Comments on the benefits of Savasana from Roger Cole, Yoga Teacher and Scientist. Taken from an interview between Leslie Howard, an Oakland-based yoga teacher and Roger Cole, an accomplished scientist educated at Stanford University and the University of California, with specialties in the science of relaxation, sleep, and circadian rhythms, and a Yoga Teacher.
The value or benefits that come from dedicated practice of Savasana are in part physical and in part mental. In your brain you are always processing impressions—the mind is doing things, observing things, or observing the results of your doing things, or memories are already in the mind while minimizing new input or effort. When you are in Savasana, we actively stop actively working in the world muscularly, and if our mind is set right, we can observe what is in the mind. It’s not that we stop processing—the mind is always going—but it’s going in a way that doesn’t require this executive function in the brain (the part of you that says, now I must do this , now I must do that). It doesn’t involve “I” at all. It’s an egoless watching, and with that I think what happens physiologically is that information gets processed—connections between nerve cells that need to be strengthened, connections that aren’t used much tend to diminish—so we actually change the brain patterns or they change or reorganize themselves.

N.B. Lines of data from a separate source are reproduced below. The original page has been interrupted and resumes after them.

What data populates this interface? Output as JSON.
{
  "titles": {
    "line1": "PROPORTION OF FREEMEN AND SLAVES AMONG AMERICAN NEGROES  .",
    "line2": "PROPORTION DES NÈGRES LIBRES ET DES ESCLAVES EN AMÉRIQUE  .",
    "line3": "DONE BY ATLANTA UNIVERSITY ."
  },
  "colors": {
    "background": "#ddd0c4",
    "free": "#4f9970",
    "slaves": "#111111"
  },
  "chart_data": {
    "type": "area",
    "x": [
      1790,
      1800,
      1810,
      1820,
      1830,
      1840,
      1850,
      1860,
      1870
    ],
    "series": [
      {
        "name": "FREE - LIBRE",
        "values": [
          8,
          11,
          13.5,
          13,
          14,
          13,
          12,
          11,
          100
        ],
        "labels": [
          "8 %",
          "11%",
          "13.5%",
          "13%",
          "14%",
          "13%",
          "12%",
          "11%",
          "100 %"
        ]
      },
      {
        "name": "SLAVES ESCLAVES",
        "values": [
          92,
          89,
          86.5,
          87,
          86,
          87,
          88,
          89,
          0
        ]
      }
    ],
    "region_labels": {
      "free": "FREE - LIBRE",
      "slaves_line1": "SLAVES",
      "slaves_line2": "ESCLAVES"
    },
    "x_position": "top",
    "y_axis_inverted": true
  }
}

I like to think of the impression of a forest, an ancient forest. It has been there for so long—holding still for so long—that everything is sort of coming into its own balance without anyone directing it. And so our own mind—if we just leave it alone—will come into its own equilibrium. We stop pushing it around, adding things to it. So a lot of the benefit of Savsasana is allowing the time to for the process to take place.
It's also restful for the body; you give your heart and your muscles a chance to recover. Internal recovery function is analogous to what is happening in the brain—think of cells healing themselves as an information process. The brain is organizing proteins, reestablishing them, getting rid of waste. So it’s a rest period for the body and a reorganization period for the body.